Wanneer een gedeelte van de passiva van het vermogen niet in het splitsingsvoorstel wordt toebedeeld en interpretatie van dit voorstel geen uitsluitsel geeft over de verdeling ervan, zijn alle verkrijgende vennootschappen daarvoor hoofdelijk aansprakelijk”.

Vereenvoudigd samengevat komt de casus erop neer dat de gesplitste vennootschap vóór de splitsing verantwoordelijk was voor milieuschade. Deze schade wordt echter pas duidelijk na de splitsing. De vraag werd gesteld of deze aansprakelijkheid, die op het ogenblik van de splitsing nog niet vaststaand was, ook onder voornoemde regel van hoofdelijke aansprakelijkheid valt.

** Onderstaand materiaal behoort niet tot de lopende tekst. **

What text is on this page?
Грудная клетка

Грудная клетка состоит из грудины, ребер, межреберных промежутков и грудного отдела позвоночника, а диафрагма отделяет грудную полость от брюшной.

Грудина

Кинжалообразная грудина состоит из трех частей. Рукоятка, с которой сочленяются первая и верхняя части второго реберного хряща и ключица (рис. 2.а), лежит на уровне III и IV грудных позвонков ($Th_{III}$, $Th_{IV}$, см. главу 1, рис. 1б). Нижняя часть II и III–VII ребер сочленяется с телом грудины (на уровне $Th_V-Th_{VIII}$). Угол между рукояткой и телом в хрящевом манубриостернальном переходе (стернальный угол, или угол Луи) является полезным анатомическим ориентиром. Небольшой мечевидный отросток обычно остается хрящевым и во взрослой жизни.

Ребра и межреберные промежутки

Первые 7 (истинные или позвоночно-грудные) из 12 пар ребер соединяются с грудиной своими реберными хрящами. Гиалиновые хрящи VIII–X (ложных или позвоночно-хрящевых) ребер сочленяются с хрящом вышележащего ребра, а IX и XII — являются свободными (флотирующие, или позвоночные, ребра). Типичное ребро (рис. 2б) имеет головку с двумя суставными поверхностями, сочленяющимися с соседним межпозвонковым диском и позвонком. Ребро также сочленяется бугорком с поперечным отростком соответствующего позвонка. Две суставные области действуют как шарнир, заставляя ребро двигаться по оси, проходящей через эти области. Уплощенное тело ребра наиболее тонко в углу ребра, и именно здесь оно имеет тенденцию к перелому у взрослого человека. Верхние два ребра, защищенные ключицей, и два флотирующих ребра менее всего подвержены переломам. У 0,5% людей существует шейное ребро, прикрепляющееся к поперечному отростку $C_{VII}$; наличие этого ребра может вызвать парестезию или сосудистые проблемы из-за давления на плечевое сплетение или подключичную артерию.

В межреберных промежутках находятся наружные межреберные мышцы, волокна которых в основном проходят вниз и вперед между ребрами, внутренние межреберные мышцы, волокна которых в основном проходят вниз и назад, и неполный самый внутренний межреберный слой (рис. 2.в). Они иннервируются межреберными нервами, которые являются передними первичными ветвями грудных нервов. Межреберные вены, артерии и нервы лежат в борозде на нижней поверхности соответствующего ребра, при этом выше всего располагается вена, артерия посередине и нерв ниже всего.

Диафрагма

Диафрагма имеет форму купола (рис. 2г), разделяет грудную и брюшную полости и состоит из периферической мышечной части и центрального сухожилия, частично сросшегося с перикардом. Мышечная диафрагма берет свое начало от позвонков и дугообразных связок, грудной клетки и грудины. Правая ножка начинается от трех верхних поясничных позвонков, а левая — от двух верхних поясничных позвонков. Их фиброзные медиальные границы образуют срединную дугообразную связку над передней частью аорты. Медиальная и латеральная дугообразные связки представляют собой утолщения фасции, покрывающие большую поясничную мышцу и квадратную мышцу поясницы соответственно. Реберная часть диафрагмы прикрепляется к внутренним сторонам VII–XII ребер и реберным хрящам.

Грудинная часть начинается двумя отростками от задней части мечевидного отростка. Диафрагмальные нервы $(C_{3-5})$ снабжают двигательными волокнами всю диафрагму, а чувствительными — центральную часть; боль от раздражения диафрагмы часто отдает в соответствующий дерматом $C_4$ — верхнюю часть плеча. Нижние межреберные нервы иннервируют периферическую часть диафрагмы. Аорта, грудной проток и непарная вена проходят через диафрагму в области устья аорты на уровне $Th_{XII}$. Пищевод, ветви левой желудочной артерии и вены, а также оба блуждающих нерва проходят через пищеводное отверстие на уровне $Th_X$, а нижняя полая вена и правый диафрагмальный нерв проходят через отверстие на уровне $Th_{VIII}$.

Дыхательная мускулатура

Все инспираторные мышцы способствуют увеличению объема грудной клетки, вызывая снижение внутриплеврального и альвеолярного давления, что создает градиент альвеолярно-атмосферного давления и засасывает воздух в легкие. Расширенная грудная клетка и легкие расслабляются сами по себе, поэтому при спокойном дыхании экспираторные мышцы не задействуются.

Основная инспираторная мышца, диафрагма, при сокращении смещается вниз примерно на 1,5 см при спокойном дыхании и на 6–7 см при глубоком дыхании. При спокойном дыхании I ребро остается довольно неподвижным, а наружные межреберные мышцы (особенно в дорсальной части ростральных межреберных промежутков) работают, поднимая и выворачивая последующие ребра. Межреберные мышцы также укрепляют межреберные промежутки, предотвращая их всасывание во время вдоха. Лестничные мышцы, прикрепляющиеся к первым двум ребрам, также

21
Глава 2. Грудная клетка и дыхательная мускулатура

Het Hof beantwoordt dit – niet verrassend – bevestigend. De regel moet aldus worden uitgelegd dat:

de in deze bepaling geformuleerde regel van hoofdelijke aansprakelijkheid van de verkrijgende vennootschappen niet alleen van toepassing is op het vaststaande gedeelte van de passiva van het vermogen dat niet is toegescheiden in het splitsingsvoorstel, maar ook op de niet-vaststaande bestanddelen, zoals saneringskosten en milieuschade die na de betrokken splitsing zijn vastgesteld, geraamd en geconsolideerd, voor zover zij het gevolg zijn van gedragingen van de gesplitste vennootschap die dateren van vóór de splitsing.”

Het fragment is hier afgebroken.